My expansive, inconceivable love for Willow has changed me from deep inside. I realize that it is different for every mother. My clutching, relentless love for my daughter is felt in other ways. I never said or never meant that it is the same for us all or that it should be. I wrote a post on this blog about the surprising ways Willow changed my scary vision of motherhood. Enough people agreed that it got shared and shared, republished in many languages. But enough people dragged me out into the Town Square with torture devices in hand to let me know that my views on the newborn days were false, sappy, and worthy of bodily injury.

I have grown up this year and my blog has grown with me. I have started to realize (finally, honestly, truthfully) that it does not matter. Not everyone is going to agree with what I write, and not everyone is going to appreciate it. I honor and respect the different ways in which you experience motherhood (and life) and I do not intend to strip that down or make you feel like you do not have a friend in me, because you do.


Sometimes I wish that the particular way in which I loved Willow was different. I would get a lot more sleep if I could forgive myself at the end of the day for any eye roll I had let slip during a tantrum. If I could get over the fact that I did spend 20 minutes catching up with a friend via text instead of sounding out the names of colors and shapes that afternoon, letting my eleven-month-old play quietly at my feet.

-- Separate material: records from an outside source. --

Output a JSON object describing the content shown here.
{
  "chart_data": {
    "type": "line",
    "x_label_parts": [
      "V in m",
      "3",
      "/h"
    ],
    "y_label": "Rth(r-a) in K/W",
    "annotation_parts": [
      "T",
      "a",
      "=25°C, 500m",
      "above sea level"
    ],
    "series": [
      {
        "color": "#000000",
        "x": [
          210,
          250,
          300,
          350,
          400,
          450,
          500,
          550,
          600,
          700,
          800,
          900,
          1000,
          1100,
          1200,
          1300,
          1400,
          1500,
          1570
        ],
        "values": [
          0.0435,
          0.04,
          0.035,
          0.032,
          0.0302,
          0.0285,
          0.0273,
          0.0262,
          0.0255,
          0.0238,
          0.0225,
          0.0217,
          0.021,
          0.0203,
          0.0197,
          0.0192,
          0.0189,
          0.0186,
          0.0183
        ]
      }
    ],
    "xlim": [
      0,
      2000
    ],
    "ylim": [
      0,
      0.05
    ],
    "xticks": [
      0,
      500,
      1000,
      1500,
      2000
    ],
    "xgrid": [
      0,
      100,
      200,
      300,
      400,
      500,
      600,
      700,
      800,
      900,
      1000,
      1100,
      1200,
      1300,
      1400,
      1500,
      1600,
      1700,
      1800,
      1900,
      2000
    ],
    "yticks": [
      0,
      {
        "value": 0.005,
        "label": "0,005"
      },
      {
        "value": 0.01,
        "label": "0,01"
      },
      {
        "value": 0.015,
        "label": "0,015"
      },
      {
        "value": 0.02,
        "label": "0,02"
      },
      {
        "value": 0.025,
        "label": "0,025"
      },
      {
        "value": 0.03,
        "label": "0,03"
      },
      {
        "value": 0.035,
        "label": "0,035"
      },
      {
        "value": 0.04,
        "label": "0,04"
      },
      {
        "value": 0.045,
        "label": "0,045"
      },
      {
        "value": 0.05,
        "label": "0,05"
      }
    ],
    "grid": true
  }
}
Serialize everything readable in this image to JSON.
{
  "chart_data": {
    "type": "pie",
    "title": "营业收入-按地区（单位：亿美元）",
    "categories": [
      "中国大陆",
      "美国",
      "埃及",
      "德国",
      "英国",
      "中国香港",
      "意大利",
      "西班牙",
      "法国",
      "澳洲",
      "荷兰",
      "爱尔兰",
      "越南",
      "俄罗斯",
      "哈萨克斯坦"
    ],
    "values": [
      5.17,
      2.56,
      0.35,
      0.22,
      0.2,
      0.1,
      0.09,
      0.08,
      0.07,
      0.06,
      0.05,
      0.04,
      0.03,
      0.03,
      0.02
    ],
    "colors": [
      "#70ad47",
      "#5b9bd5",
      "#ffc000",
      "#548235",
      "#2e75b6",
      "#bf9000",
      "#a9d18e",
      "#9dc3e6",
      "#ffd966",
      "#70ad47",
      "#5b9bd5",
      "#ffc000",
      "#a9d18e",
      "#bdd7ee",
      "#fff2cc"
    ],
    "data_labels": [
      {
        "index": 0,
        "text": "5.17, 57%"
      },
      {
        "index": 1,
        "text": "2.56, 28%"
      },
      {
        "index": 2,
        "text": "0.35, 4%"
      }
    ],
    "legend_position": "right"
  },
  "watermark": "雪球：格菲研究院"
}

There is another side to savoring the baby days, is what I am getting at in a very roundabout way. There is a way that clutches your soul and pushes your limits and makes you doubt every move that you make, every word you say. I will never look back and say I didn’t savor my daughter’s babyhood. In fact, I did the opposite. I held on so tightly to each moment that I trapped myself in a painful cycle. I haven’t wished away a single moment. I do wish, though, that I had spent fewer of them crying over their very passing.